Ela também apresentaria sua visão simbólica da Guerra Fria em Os Despossuídos, atualmente em edição nacional pela Aleph, também parte do ciclo interplanetário de Hainish. O livro descreve a relação tumultuada entre dois planetas, Urras e Anarres (sendo que este último, na verdade, era originalmente uma lua do primeiro). Se em Urras as questões geopolíticas são semelhantes às da Terra durante a Guerra Fria, com Estados rivais em uma luta de influências pelo controle político, em Anarres, habitado um século antes por imigrantes dissidentes autorizados a partir de Urras para formarem uma nova sociedade, desenvolveu-se uma comunidade anarquista.
O centro do livro é a aventura de Shevek, jovem cientista nuclear que decide migrar do anárquico Anarres para o capitalista Urras para tentar estabelecer uma ponte entre a ciência dos dois mundos. Introvertido, distraído e mesmo alienado das questões de poder, Shevek, parcialmente inspirado na figura real do criador da Bomba Atômica, Robert Oppenheimer, é um físico brilhante, que, sozinho e sem conhecimento de muito da Física que o precedeu, dá passos inovadores no desenvolvimento de processos além da velocidade da luz.
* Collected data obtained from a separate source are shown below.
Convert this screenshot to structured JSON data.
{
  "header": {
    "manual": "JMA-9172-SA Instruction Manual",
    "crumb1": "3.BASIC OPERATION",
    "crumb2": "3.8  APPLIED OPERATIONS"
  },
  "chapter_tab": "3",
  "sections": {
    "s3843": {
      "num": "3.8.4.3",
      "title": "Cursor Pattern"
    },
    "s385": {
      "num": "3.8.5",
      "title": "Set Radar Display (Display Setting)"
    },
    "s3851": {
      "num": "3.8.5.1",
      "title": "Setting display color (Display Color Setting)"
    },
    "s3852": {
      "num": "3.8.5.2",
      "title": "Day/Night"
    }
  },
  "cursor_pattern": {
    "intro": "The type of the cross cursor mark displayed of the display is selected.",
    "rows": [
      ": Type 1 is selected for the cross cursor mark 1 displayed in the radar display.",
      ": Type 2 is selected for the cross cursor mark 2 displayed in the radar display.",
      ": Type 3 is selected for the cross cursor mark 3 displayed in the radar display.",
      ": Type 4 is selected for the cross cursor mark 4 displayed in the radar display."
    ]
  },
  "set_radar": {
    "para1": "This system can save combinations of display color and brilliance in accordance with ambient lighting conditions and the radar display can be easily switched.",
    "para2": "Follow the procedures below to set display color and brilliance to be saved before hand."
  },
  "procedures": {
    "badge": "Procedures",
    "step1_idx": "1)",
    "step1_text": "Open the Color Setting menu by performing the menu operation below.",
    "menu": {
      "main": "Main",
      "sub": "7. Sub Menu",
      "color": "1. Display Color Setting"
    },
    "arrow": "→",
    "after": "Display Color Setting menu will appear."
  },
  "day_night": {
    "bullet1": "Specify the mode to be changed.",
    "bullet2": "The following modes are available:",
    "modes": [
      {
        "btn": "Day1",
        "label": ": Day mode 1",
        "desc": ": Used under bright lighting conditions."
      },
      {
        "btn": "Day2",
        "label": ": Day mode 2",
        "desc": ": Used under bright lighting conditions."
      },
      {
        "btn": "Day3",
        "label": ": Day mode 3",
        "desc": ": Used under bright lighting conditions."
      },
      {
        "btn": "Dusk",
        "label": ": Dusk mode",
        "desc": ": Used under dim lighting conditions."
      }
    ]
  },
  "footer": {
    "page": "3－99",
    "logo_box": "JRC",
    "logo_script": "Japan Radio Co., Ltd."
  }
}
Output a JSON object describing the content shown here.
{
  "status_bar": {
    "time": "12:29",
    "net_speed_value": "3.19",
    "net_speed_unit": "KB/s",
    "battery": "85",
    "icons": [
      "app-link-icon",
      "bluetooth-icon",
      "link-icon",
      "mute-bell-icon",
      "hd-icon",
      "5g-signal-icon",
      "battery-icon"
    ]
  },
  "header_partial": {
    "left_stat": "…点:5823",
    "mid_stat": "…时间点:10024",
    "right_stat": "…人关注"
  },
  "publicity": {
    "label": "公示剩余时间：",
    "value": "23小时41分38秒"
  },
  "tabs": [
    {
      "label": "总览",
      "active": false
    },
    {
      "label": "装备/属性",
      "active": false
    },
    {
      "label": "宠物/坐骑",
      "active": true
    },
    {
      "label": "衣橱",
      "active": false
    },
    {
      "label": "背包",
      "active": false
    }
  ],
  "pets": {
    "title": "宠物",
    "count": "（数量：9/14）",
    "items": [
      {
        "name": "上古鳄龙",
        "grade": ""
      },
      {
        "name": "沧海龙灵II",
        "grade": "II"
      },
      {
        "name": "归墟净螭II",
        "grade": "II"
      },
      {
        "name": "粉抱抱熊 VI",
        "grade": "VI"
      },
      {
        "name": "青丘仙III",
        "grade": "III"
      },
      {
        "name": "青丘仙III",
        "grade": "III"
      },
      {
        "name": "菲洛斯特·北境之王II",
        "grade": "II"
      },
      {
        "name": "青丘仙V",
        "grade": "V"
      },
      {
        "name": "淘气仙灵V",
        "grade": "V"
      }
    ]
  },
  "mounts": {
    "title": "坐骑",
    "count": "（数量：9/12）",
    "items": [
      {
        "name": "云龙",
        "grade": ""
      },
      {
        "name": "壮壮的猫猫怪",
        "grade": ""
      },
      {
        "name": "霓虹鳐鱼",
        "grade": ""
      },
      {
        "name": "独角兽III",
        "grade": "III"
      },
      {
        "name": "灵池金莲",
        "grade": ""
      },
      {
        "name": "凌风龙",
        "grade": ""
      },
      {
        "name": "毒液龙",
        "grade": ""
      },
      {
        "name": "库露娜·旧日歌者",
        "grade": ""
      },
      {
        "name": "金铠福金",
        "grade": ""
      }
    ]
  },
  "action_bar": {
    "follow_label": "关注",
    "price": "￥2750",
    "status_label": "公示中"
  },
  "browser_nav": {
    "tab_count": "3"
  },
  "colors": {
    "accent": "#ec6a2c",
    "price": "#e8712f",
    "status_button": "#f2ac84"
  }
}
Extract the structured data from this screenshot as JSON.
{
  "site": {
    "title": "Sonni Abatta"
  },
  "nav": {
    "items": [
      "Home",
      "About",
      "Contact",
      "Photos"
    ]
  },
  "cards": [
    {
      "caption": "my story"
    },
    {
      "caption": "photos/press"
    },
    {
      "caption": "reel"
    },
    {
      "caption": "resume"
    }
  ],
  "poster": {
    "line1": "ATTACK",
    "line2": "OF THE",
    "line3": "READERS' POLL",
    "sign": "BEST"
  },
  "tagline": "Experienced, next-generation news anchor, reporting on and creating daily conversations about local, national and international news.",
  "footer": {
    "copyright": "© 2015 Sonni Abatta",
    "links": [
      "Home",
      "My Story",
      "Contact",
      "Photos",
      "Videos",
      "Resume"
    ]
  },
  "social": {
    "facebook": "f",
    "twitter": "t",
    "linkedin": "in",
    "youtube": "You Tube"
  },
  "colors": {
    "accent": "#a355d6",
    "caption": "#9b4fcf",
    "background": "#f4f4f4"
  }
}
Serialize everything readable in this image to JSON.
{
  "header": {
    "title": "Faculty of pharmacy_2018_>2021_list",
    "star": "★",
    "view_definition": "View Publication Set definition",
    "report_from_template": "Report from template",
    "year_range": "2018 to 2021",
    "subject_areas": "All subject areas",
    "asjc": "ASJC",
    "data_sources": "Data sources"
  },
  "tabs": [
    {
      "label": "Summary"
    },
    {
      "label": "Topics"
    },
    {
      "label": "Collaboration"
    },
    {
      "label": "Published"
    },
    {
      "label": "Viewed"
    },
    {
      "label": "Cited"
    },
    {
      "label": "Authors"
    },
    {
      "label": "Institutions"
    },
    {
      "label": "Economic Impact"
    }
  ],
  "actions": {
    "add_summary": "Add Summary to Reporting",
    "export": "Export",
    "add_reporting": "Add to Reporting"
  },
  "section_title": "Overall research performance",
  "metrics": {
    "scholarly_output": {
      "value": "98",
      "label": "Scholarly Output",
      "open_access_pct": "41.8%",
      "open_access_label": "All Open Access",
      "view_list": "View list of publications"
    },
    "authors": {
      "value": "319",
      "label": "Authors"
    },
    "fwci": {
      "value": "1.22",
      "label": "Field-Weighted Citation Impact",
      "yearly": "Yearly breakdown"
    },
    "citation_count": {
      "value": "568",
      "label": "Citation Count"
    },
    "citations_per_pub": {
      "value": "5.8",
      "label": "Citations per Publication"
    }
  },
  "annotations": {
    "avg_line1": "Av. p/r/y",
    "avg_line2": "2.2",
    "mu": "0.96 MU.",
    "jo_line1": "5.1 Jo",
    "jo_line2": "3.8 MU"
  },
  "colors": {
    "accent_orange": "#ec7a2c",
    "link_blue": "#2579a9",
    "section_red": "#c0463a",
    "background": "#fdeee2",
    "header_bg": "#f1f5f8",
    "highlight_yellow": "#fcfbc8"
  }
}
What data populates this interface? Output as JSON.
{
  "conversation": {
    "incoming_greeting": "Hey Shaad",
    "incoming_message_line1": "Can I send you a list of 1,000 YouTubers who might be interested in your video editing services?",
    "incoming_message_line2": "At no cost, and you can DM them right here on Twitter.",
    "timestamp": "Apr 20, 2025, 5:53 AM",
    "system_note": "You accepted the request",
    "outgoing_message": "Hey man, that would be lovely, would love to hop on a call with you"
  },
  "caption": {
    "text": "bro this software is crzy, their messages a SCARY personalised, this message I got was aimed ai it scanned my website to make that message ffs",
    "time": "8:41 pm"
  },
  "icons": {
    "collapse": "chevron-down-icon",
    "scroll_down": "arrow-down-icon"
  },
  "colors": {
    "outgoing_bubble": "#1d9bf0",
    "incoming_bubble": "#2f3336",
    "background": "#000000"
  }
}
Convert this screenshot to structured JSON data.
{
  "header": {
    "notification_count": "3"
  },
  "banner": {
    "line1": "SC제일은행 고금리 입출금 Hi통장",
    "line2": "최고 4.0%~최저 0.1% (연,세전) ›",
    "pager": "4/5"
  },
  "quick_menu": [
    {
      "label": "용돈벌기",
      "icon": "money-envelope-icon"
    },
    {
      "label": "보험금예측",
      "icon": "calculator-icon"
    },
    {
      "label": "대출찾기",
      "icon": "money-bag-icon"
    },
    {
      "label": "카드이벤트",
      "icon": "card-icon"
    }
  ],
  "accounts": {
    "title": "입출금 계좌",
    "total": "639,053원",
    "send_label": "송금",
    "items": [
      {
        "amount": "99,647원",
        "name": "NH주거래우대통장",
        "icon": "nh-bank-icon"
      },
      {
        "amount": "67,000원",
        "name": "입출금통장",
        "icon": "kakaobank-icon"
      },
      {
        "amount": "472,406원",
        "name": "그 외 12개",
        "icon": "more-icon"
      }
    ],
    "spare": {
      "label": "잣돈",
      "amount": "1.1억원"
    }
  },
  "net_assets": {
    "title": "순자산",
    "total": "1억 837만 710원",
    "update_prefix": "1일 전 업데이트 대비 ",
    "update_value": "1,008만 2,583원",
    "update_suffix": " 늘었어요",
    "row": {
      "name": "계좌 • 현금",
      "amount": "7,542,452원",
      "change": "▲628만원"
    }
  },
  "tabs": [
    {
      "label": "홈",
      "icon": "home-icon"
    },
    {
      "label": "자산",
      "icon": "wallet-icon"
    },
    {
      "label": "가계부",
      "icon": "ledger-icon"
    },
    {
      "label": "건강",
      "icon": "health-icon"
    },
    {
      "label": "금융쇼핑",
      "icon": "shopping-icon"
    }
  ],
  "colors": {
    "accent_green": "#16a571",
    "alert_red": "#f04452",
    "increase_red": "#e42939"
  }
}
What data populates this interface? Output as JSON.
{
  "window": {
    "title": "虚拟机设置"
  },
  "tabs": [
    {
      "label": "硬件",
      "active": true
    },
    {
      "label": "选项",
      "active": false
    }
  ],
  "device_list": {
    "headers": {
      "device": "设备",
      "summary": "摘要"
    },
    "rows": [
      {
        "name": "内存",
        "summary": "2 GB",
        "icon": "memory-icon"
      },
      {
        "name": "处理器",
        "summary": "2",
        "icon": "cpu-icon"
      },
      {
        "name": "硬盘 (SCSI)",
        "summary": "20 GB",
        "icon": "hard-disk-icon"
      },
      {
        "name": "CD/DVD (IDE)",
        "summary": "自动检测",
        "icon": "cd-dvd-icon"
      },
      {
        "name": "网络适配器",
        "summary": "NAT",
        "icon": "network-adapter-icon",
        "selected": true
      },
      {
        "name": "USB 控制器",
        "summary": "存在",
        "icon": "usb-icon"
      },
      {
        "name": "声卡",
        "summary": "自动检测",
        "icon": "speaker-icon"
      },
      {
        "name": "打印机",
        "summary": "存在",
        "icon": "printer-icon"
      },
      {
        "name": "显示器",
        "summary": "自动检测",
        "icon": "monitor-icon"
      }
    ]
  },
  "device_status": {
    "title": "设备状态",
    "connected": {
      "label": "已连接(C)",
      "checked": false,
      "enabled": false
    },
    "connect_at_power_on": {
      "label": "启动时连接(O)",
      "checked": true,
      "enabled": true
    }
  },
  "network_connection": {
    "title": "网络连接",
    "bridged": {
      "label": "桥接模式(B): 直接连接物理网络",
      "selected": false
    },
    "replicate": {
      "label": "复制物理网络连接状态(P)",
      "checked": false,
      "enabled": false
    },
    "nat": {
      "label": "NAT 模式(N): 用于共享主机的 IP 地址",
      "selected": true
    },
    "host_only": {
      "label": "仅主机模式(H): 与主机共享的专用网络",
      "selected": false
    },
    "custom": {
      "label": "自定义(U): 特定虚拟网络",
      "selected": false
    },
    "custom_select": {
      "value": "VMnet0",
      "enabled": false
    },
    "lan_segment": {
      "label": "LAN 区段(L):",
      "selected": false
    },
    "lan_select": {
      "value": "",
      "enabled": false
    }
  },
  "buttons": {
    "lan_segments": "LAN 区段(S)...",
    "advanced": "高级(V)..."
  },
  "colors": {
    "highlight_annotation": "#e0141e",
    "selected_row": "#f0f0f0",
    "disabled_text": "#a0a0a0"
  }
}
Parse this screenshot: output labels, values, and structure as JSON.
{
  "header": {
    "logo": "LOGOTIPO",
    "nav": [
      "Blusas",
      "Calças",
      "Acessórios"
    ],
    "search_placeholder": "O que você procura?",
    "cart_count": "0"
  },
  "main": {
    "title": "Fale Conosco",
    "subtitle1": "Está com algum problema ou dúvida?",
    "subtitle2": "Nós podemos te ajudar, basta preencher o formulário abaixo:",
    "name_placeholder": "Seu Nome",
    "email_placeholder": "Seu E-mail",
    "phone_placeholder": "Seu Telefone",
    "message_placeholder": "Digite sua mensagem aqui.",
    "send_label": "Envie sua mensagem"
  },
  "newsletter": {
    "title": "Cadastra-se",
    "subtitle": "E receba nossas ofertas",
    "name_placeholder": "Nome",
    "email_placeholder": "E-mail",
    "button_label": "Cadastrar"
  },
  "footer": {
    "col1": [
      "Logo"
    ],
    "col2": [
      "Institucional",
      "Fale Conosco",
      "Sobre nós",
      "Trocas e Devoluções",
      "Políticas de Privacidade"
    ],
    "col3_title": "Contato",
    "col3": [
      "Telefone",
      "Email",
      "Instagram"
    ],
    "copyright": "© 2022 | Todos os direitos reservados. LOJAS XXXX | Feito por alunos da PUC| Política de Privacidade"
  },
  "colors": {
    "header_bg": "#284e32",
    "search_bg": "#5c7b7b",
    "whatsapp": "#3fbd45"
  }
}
Mas o coletivismo radical do seu mundo faz Shevek se sentir desperdiçado, já que burocratas medíocres o colocam para trabalhar em atividades braçais que não o ajudam a desenvolver seus talentos, o que o faz acalentar a ideia de migrar para Urras e trabalhar com outros físicos como ele. Quando finalmente consegue seu intento, sua personalidade vai sendo gradativamente modificada à medida que percebe que o sedutor paraíso “capitalista” é ainda mais problemático do que seu mundo natal.
Fantasia
A autora também levou sua abordagem com ênfase no panorama e na construção do ambiente para o universo da fantasia, com a série de cinco capítulos Terramar, iniciada em 1968 com o já mencionado O Feiticeiro de Terramar e concluída em 2001, com o quinto volume, The Other Wind. Até o momento, quatro desses volumes tiveram edição recente no Brasil, também pela Morro Branco: O Feiticeiro de Terramar, As Tumbas de Atuan, A Última Margem e Tehanu. O primeiro volume narra a história de um talentoso órfão enviado para uma escola para aprender magia – sim, uma trama que antecipou os principais elementos da série Harry Potter, mas J. K. Rowling, que se acha muito genial para reconhecer influências, jamais confirmou se Terramar a havia de algum modo influenciado. O certo é que influenciou Neil Gaiman, fã incondicional de Le Guin, e criador de outra história que muitos apontam como base para Harry Potter, os quadrinhos Os Livros da Magia. Ambos, aliás, figuras hoje complicadíssimas por suas questões pessoais.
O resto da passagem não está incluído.